Background of this post, from ABBC:
So, once upon a time, I wrote code to download images from Bookwalker.
Consider this item from Bookwalker:
Why did I write this?
I wanted to partake in all those fancy BookWalker sales, but I also don’t want to leave Kobo as I can remove DRM from my purchases.
Removing DRM is essential for me as:
- It lets me view my purchase on any device of my choosing (Kobo doesn’t have a Linux application).
- It lets me use Mokuro for OCR.
- I can use Mokuro’s output for all kinds of things that have helped with my learning.
Why did I never use this?
Manga images are stored in JPG format, which is a lossy format. The file’s size is decreased by storing less data, then using an algorithm to approximate what was there when viewing the image.
However, BookWalker doesn’t show the JPG image to the user.
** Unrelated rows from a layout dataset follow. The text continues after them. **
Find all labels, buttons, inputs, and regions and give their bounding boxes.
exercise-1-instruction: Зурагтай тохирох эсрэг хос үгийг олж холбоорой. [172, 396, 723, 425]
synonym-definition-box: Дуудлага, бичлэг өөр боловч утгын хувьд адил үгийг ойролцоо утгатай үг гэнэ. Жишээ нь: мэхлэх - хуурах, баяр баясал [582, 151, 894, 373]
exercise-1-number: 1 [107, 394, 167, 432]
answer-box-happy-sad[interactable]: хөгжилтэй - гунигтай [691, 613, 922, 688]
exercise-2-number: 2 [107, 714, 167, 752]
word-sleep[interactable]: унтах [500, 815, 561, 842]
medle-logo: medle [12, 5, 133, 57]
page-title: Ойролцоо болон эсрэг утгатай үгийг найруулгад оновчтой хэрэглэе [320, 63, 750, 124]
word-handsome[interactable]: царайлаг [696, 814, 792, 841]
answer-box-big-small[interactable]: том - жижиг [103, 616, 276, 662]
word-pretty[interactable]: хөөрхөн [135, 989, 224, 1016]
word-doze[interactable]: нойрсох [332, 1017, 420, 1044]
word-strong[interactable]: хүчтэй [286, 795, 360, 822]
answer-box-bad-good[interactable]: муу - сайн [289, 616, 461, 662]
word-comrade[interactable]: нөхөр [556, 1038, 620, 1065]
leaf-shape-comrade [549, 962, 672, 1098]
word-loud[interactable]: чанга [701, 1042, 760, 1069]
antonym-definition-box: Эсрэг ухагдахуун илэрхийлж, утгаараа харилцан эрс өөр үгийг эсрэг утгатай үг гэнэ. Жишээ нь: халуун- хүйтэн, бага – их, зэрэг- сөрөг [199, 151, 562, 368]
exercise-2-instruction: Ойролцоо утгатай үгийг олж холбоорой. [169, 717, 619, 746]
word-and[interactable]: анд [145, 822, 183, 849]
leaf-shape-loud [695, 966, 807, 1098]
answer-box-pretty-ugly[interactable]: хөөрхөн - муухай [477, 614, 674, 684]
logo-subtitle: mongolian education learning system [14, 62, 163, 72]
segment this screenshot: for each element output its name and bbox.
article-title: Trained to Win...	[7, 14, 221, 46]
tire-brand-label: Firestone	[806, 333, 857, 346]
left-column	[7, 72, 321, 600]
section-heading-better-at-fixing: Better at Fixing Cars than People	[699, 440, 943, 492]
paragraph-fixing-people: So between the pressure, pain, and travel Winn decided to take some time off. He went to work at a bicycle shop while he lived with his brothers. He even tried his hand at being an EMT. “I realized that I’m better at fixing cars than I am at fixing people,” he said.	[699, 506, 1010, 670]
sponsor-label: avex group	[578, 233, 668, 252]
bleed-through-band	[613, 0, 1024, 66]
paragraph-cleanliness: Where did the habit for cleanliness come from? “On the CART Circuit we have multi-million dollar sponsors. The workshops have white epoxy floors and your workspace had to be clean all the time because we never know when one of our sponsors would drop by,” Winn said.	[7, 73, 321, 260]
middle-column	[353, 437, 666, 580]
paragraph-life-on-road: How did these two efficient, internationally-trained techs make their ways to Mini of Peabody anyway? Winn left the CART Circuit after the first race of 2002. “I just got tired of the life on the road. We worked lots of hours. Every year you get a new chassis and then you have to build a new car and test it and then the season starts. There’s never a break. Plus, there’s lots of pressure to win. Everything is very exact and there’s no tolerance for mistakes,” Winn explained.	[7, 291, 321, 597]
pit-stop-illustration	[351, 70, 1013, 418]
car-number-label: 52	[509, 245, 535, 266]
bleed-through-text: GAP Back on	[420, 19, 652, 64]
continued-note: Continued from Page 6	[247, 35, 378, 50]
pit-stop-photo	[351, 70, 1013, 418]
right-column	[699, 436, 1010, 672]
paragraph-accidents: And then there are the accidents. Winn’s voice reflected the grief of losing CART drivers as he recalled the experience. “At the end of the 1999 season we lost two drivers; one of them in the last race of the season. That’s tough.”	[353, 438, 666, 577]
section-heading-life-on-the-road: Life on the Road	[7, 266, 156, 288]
Instead, they load it into an HTML canvas, where the original JPG data is inaccessible.
This means that when you save the image (which BookWalker blocks doing), you have a choice:
- Save the image as JPG for a smaller file size, but lose even more of the original information.
- Save the image as PNG to retain the full image information, but at a larger file size.
At that point, I’d rather continue buying from Kobo and receive the “original” JPG images for my purchases.
There’s also the issue that images are saved at the canvas size, which means there is whitespace to be cropped (although this can be automated post-download):
(My download method requires viewing pages with vertical scrolling rather than horizontal, but the canvas is still oriented for a wider dimension.)
Anonymous poll time!
Do I release my code for others to use for study purposes, such as if they want to create a PDF they can mark on?
- Do not release it. It’s too dangerous.
- Release it. Make it available for those who will use it for good. There are other, easier ways to remove DRM if someone wanted to do something bad with it.
- Doesn’t matter. The Crabigator probably won’t like it here.